A candidata do PSTU à prefeitura de Recife, Simone Fontana, promete romper todos os contratos de parceria público-privada (PPP) vigentes no município, acabar com as privatizações e enfrentar os mais ricos que, segundo ela, estão lucrando com os problemas da cidade.
Professora da rede pública de Recife, Simone Fontana já concorreu aos cargos de vereadora, prefeita, deputada federal e senadora, mas não foi eleita. Entrevistada pela reportagem da Gazeta do Povo, a candidata defende a legalização do aborto e a educação sexual e de gênero nas escolas.
Todos os candidatos à prefeitura de Recife foram convidados pela reportagem da Gazeta do Povo para entrevista.
Leia a entrevista com a candidata Simone Fontana
Por que a senhora decidiu se candidatar para a prefeitura de Recife?

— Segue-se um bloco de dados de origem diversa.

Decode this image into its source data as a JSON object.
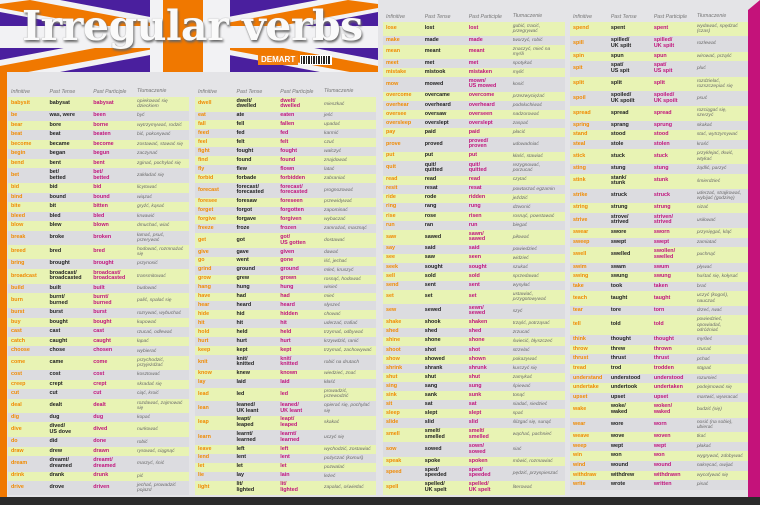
{
  "title": "Irregular verbs",
  "brand": "DEMART",
  "colors": {
    "infinitive": "#f08a00",
    "past": "#222222",
    "participle": "#c0147c",
    "translation": "#6a6a6a",
    "row_green": "#e8f3b4",
    "row_gray": "#dcdce0",
    "purple": "#4a1f9e",
    "orange": "#f07800",
    "magenta": "#c4127a"
  },
  "headers": [
    "Infinitive",
    "Past Tense",
    "Past Participle",
    "Tłumaczenie"
  ],
  "columns": [
    [
      [
        "babysit",
        "babysat",
        "babysat",
        "opiekować się dzieckiem"
      ],
      [
        "be",
        "was, were",
        "been",
        "być"
      ],
      [
        "bear",
        "bore",
        "borne",
        "wytrzymywać, rodzić"
      ],
      [
        "beat",
        "beat",
        "beaten",
        "bić, pokonywać"
      ],
      [
        "become",
        "became",
        "become",
        "zostawać, stawać się"
      ],
      [
        "begin",
        "began",
        "begun",
        "zaczynać"
      ],
      [
        "bend",
        "bent",
        "bent",
        "zginać, pochylać się"
      ],
      [
        "bet",
        "bet/ betted",
        "bet/ betted",
        "zakładać się"
      ],
      [
        "bid",
        "bid",
        "bid",
        "licytować"
      ],
      [
        "bind",
        "bound",
        "bound",
        "wiązać"
      ],
      [
        "bite",
        "bit",
        "bitten",
        "gryźć, kąsać"
      ],
      [
        "bleed",
        "bled",
        "bled",
        "krwawić"
      ],
      [
        "blow",
        "blew",
        "blown",
        "dmuchać, wiać"
      ],
      [
        "break",
        "broke",
        "broken",
        "łamać, psuć, przerywać"
      ],
      [
        "breed",
        "bred",
        "bred",
        "hodować, rozmnażać się"
      ],
      [
        "bring",
        "brought",
        "brought",
        "przynosić"
      ],
      [
        "broadcast",
        "broadcast/ broadcasted",
        "broadcast/ broadcasted",
        "transmitować"
      ],
      [
        "build",
        "built",
        "built",
        "budować"
      ],
      [
        "burn",
        "burnt/ burned",
        "burnt/ burned",
        "palić, spalać się"
      ],
      [
        "burst",
        "burst",
        "burst",
        "rozrywać, wybuchać"
      ],
      [
        "buy",
        "bought",
        "bought",
        "kupować"
      ],
      [
        "cast",
        "cast",
        "cast",
        "rzucać, odlewać"
      ],
      [
        "catch",
        "caught",
        "caught",
        "łapać"
      ],
      [
        "choose",
        "chose",
        "chosen",
        "wybierać"
      ],
      [
        "come",
        "came",
        "come",
        "przychodzić, przyjeżdżać"
      ],
      [
        "cost",
        "cost",
        "cost",
        "kosztować"
      ],
      [
        "creep",
        "crept",
        "crept",
        "skradać się"
      ],
      [
        "cut",
        "cut",
        "cut",
        "ciąć, kroić"
      ],
      [
        "deal",
        "dealt",
        "dealt",
        "rozdawać, zajmować się"
      ],
      [
        "dig",
        "dug",
        "dug",
        "kopać"
      ],
      [
        "dive",
        "dived/ US dove",
        "dived",
        "nurkować"
      ],
      [
        "do",
        "did",
        "done",
        "robić"
      ],
      [
        "draw",
        "drew",
        "drawn",
        "rysować, ciągnąć"
      ],
      [
        "dream",
        "dreamt/ dreamed",
        "dreamt/ dreamed",
        "marzyć, śnić"
      ],
      [
        "drink",
        "drank",
        "drunk",
        "pić"
      ],
      [
        "drive",
        "drove",
        "driven",
        "jechać, prowadzić pojazd"
      ]
    ],
    [
      [
        "dwell",
        "dwelt/ dwelled",
        "dwelt/ dwelled",
        "mieszkać"
      ],
      [
        "eat",
        "ate",
        "eaten",
        "jeść"
      ],
      [
        "fall",
        "fell",
        "fallen",
        "upadać"
      ],
      [
        "feed",
        "fed",
        "fed",
        "karmić"
      ],
      [
        "feel",
        "felt",
        "felt",
        "czuć"
      ],
      [
        "fight",
        "fought",
        "fought",
        "walczyć"
      ],
      [
        "find",
        "found",
        "found",
        "znajdować"
      ],
      [
        "fly",
        "flew",
        "flown",
        "latać"
      ],
      [
        "forbid",
        "forbade",
        "forbidden",
        "zabraniać"
      ],
      [
        "forecast",
        "forecast/ forecasted",
        "forecast/ forecasted",
        "prognozować"
      ],
      [
        "foresee",
        "foresaw",
        "foreseen",
        "przewidywać"
      ],
      [
        "forget",
        "forgot",
        "forgotten",
        "zapominać"
      ],
      [
        "forgive",
        "forgave",
        "forgiven",
        "wybaczać"
      ],
      [
        "freeze",
        "froze",
        "frozen",
        "zamrażać, marznąć"
      ],
      [
        "get",
        "got",
        "got/ US gotten",
        "dostawać"
      ],
      [
        "give",
        "gave",
        "given",
        "dawać"
      ],
      [
        "go",
        "went",
        "gone",
        "iść, jechać"
      ],
      [
        "grind",
        "ground",
        "ground",
        "mleć, kruszyć"
      ],
      [
        "grow",
        "grew",
        "grown",
        "rosnąć, hodować"
      ],
      [
        "hang",
        "hung",
        "hung",
        "wisieć"
      ],
      [
        "have",
        "had",
        "had",
        "mieć"
      ],
      [
        "hear",
        "heard",
        "heard",
        "słyszeć"
      ],
      [
        "hide",
        "hid",
        "hidden",
        "chować"
      ],
      [
        "hit",
        "hit",
        "hit",
        "uderzać, trafiać"
      ],
      [
        "hold",
        "held",
        "held",
        "trzymać, odbywać"
      ],
      [
        "hurt",
        "hurt",
        "hurt",
        "krzywdzić, ranić"
      ],
      [
        "keep",
        "kept",
        "kept",
        "trzymać, zachowywać"
      ],
      [
        "knit",
        "knit/ knitted",
        "knit/ knitted",
        "robić na drutach"
      ],
      [
        "know",
        "knew",
        "known",
        "wiedzieć, znać"
      ],
      [
        "lay",
        "laid",
        "laid",
        "kłaść"
      ],
      [
        "lead",
        "led",
        "led",
        "prowadzić, przewodzić"
      ],
      [
        "lean",
        "leaned/ UK leant",
        "leaned/ UK leant",
        "opierać się, pochylać się"
      ],
      [
        "leap",
        "leapt/ leaped",
        "leapt/ leaped",
        "skakać"
      ],
      [
        "learn",
        "learnt/ learned",
        "learnt/ learned",
        "uczyć się"
      ],
      [
        "leave",
        "left",
        "left",
        "wychodzić, zostawiać"
      ],
      [
        "lend",
        "lent",
        "lent",
        "pożyczać (komuś)"
      ],
      [
        "let",
        "let",
        "let",
        "pozwalać"
      ],
      [
        "lie",
        "lay",
        "lain",
        "leżeć"
      ],
      [
        "light",
        "lit/ lighted",
        "lit/ lighted",
        "zapalać, oświetlać"
      ]
    ],
    [
      [
        "lose",
        "lost",
        "lost",
        "gubić, tracić, przegrywać"
      ],
      [
        "make",
        "made",
        "made",
        "tworzyć, robić"
      ],
      [
        "mean",
        "meant",
        "meant",
        "znaczyć, mieć na myśli"
      ],
      [
        "meet",
        "met",
        "met",
        "spotykać"
      ],
      [
        "mistake",
        "mistook",
        "mistaken",
        "mylić"
      ],
      [
        "mow",
        "mowed",
        "mown/ US mowed",
        "kosić"
      ],
      [
        "overcome",
        "overcame",
        "overcome",
        "przezwyciężać"
      ],
      [
        "overhear",
        "overheard",
        "overheard",
        "podsłuchiwać"
      ],
      [
        "oversee",
        "oversaw",
        "overseen",
        "nadzorować"
      ],
      [
        "oversleep",
        "overslept",
        "overslept",
        "zaspać"
      ],
      [
        "pay",
        "paid",
        "paid",
        "płacić"
      ],
      [
        "prove",
        "proved",
        "proved/ proven",
        "udowadniać"
      ],
      [
        "put",
        "put",
        "put",
        "kłaść, stawiać"
      ],
      [
        "quit",
        "quit/ quitted",
        "quit/ quitted",
        "rezygnować, porzucać"
      ],
      [
        "read",
        "read",
        "read",
        "czytać"
      ],
      [
        "resit",
        "resat",
        "resat",
        "powtarzać egzamin"
      ],
      [
        "ride",
        "rode",
        "ridden",
        "jeździć"
      ],
      [
        "ring",
        "rang",
        "rung",
        "dzwonić"
      ],
      [
        "rise",
        "rose",
        "risen",
        "rosnąć, powstawać"
      ],
      [
        "run",
        "ran",
        "run",
        "biegać"
      ],
      [
        "saw",
        "sawed",
        "sawn/ sawed",
        "piłować"
      ],
      [
        "say",
        "said",
        "said",
        "powiedzieć"
      ],
      [
        "see",
        "saw",
        "seen",
        "widzieć"
      ],
      [
        "seek",
        "sought",
        "sought",
        "szukać"
      ],
      [
        "sell",
        "sold",
        "sold",
        "sprzedawać"
      ],
      [
        "send",
        "sent",
        "sent",
        "wysyłać"
      ],
      [
        "set",
        "set",
        "set",
        "ustawiać, przygotowywać"
      ],
      [
        "sew",
        "sewed",
        "sewn/ sewed",
        "szyć"
      ],
      [
        "shake",
        "shook",
        "shaken",
        "trząść, potrząsać"
      ],
      [
        "shed",
        "shed",
        "shed",
        "zrzucać"
      ],
      [
        "shine",
        "shone",
        "shone",
        "świecić, błyszczeć"
      ],
      [
        "shoot",
        "shot",
        "shot",
        "strzelać"
      ],
      [
        "show",
        "showed",
        "shown",
        "pokazywać"
      ],
      [
        "shrink",
        "shrank",
        "shrunk",
        "kurczyć się"
      ],
      [
        "shut",
        "shut",
        "shut",
        "zamykać"
      ],
      [
        "sing",
        "sang",
        "sung",
        "śpiewać"
      ],
      [
        "sink",
        "sank",
        "sunk",
        "tonąć"
      ],
      [
        "sit",
        "sat",
        "sat",
        "siadać, siedzieć"
      ],
      [
        "sleep",
        "slept",
        "slept",
        "spać"
      ],
      [
        "slide",
        "slid",
        "slid",
        "ślizgać się, sunąć"
      ],
      [
        "smell",
        "smelt/ smelled",
        "smelt/ smelled",
        "wąchać, pachnieć"
      ],
      [
        "sow",
        "sowed",
        "sown/ sowed",
        "siać"
      ],
      [
        "speak",
        "spoke",
        "spoken",
        "mówić, rozmawiać"
      ],
      [
        "speed",
        "sped/ speeded",
        "sped/ speeded",
        "pędzić, przyspieszać"
      ],
      [
        "spell",
        "spelled/ UK spelt",
        "spelled/ UK spelt",
        "literować"
      ]
    ],
    [
      [
        "spend",
        "spent",
        "spent",
        "wydawać, spędzać (czas)"
      ],
      [
        "spill",
        "spilled/ UK spilt",
        "spilled/ UK spilt",
        "rozlewać"
      ],
      [
        "spin",
        "spun",
        "spun",
        "wirować, prząść"
      ],
      [
        "spit",
        "spat/ US spit",
        "spat/ US spit",
        "pluć"
      ],
      [
        "split",
        "split",
        "split",
        "rozdzielać, rozszczepiać się"
      ],
      [
        "spoil",
        "spoiled/ UK spoilt",
        "spoiled/ UK spoilt",
        "psuć"
      ],
      [
        "spread",
        "spread",
        "spread",
        "rozciągać się, szerzyć"
      ],
      [
        "spring",
        "sprang",
        "sprung",
        "skakać"
      ],
      [
        "stand",
        "stood",
        "stood",
        "stać, wytrzymywać"
      ],
      [
        "steal",
        "stole",
        "stolen",
        "kraść"
      ],
      [
        "stick",
        "stuck",
        "stuck",
        "przyklejać, tkwić, wtykać"
      ],
      [
        "sting",
        "stung",
        "stung",
        "żądlić, parzyć"
      ],
      [
        "stink",
        "stank/ stunk",
        "stunk",
        "śmierdzieć"
      ],
      [
        "strike",
        "struck",
        "struck",
        "uderzać, strajkować, wybijać (godzinę)"
      ],
      [
        "string",
        "strung",
        "strung",
        "nizać"
      ],
      [
        "strive",
        "strove/ strived",
        "striven/ strived",
        "usiłować"
      ],
      [
        "swear",
        "swore",
        "sworn",
        "przysięgać, kląć"
      ],
      [
        "sweep",
        "swept",
        "swept",
        "zamiatać"
      ],
      [
        "swell",
        "swelled",
        "swollen/ swelled",
        "puchnąć"
      ],
      [
        "swim",
        "swam",
        "swum",
        "pływać"
      ],
      [
        "swing",
        "swung",
        "swung",
        "huśtać się, kołysać"
      ],
      [
        "take",
        "took",
        "taken",
        "brać"
      ],
      [
        "teach",
        "taught",
        "taught",
        "uczyć (kogoś), nauczać"
      ],
      [
        "tear",
        "tore",
        "torn",
        "drzeć, rwać"
      ],
      [
        "tell",
        "told",
        "told",
        "powiedzieć, opowiadać, odróżniać"
      ],
      [
        "think",
        "thought",
        "thought",
        "myśleć"
      ],
      [
        "throw",
        "threw",
        "thrown",
        "rzucać"
      ],
      [
        "thrust",
        "thrust",
        "thrust",
        "pchać"
      ],
      [
        "tread",
        "trod",
        "trodden",
        "stąpać"
      ],
      [
        "understand",
        "understood",
        "understood",
        "rozumieć"
      ],
      [
        "undertake",
        "undertook",
        "undertaken",
        "podejmować się"
      ],
      [
        "upset",
        "upset",
        "upset",
        "martwić, wywracać"
      ],
      [
        "wake",
        "woke/ waked",
        "woken/ waked",
        "budzić (się)"
      ],
      [
        "wear",
        "wore",
        "worn",
        "nosić (na sobie), ubierać"
      ],
      [
        "weave",
        "wove",
        "woven",
        "tkać"
      ],
      [
        "weep",
        "wept",
        "wept",
        "płakać"
      ],
      [
        "win",
        "won",
        "won",
        "wygrywać, zdobywać"
      ],
      [
        "wind",
        "wound",
        "wound",
        "nakręcać, owijać"
      ],
      [
        "withdraw",
        "withdrew",
        "withdrawn",
        "wycofywać się"
      ],
      [
        "write",
        "wrote",
        "written",
        "pisać"
      ]
    ]
  ]
}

A prefeitura apresenta o Recife que não existe na vida real, gastou mais de R$ 70 milhões em propaganda e muitas obras de fachada, o que fez com que ele [o prefeito João Campos] tivesse uma grande aprovação. Mas o Recife da vida real é uma nas cidades mais desiguais do Brasil e tem problemas crônicos na saúde e no saneamento, sofre com desemprego, problemas de fome e de miséria, enquanto existem poucos bilionários usufruindo da riqueza.
Então, nossa candidatura é para colocar em xeque isso e, embora haja candidaturas de oposição, principalmente oposição de direita, que está mais bem colocada nas pesquisas, elas não apresentam alternativas aos problemas estruturais que a cidade vive. Minha candidatura está a serviço da população, da classe trabalhadora, e para apresentar uma transformação social que a gente precisa não só no Recife, mas no Brasil e no mundo.

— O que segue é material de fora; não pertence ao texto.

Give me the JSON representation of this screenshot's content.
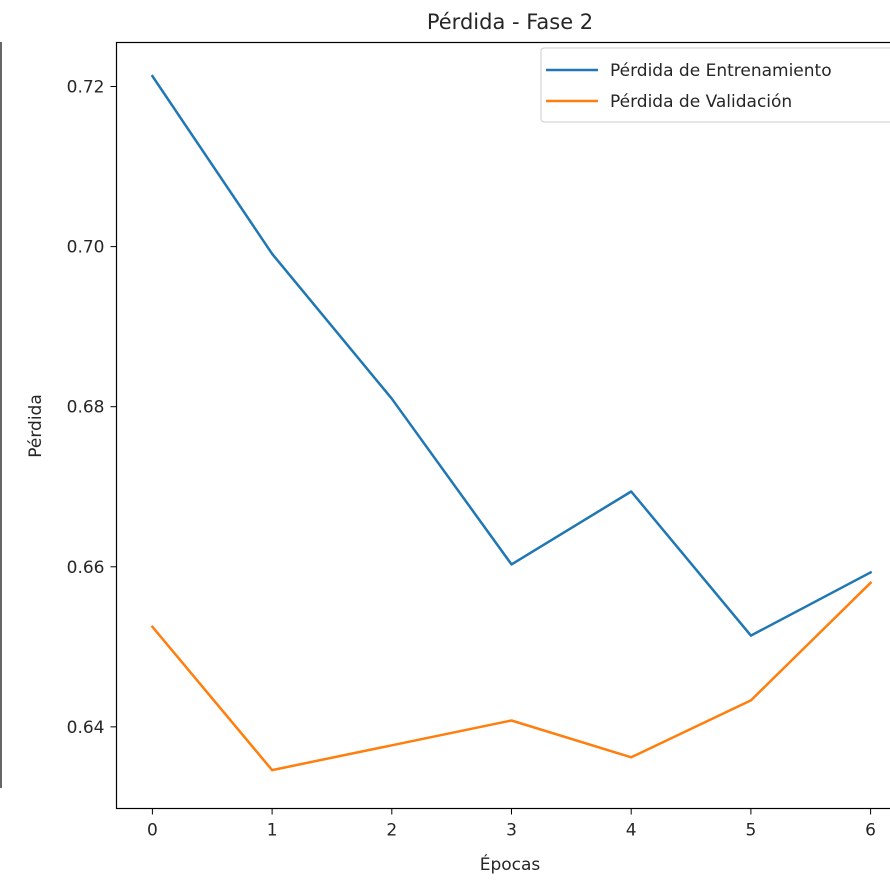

A prefeitura apresenta o Recife que não existe na vida real e as candidaturas de oposição da direita não apresentam alternativas aos problemas estruturais da cidade.
Simone Fontana, candidata do PSTU à prefeitura de Recife
A senhora mencionou a questão da desigualdade. Um estudo do Instituto Cidades Sustentáveis (ICS) mostrou Recife em segundo lugar no Mapa da Desigualdade entre as capitais brasileiras. Quais as propostas da senhora pra enfrentar esse problema?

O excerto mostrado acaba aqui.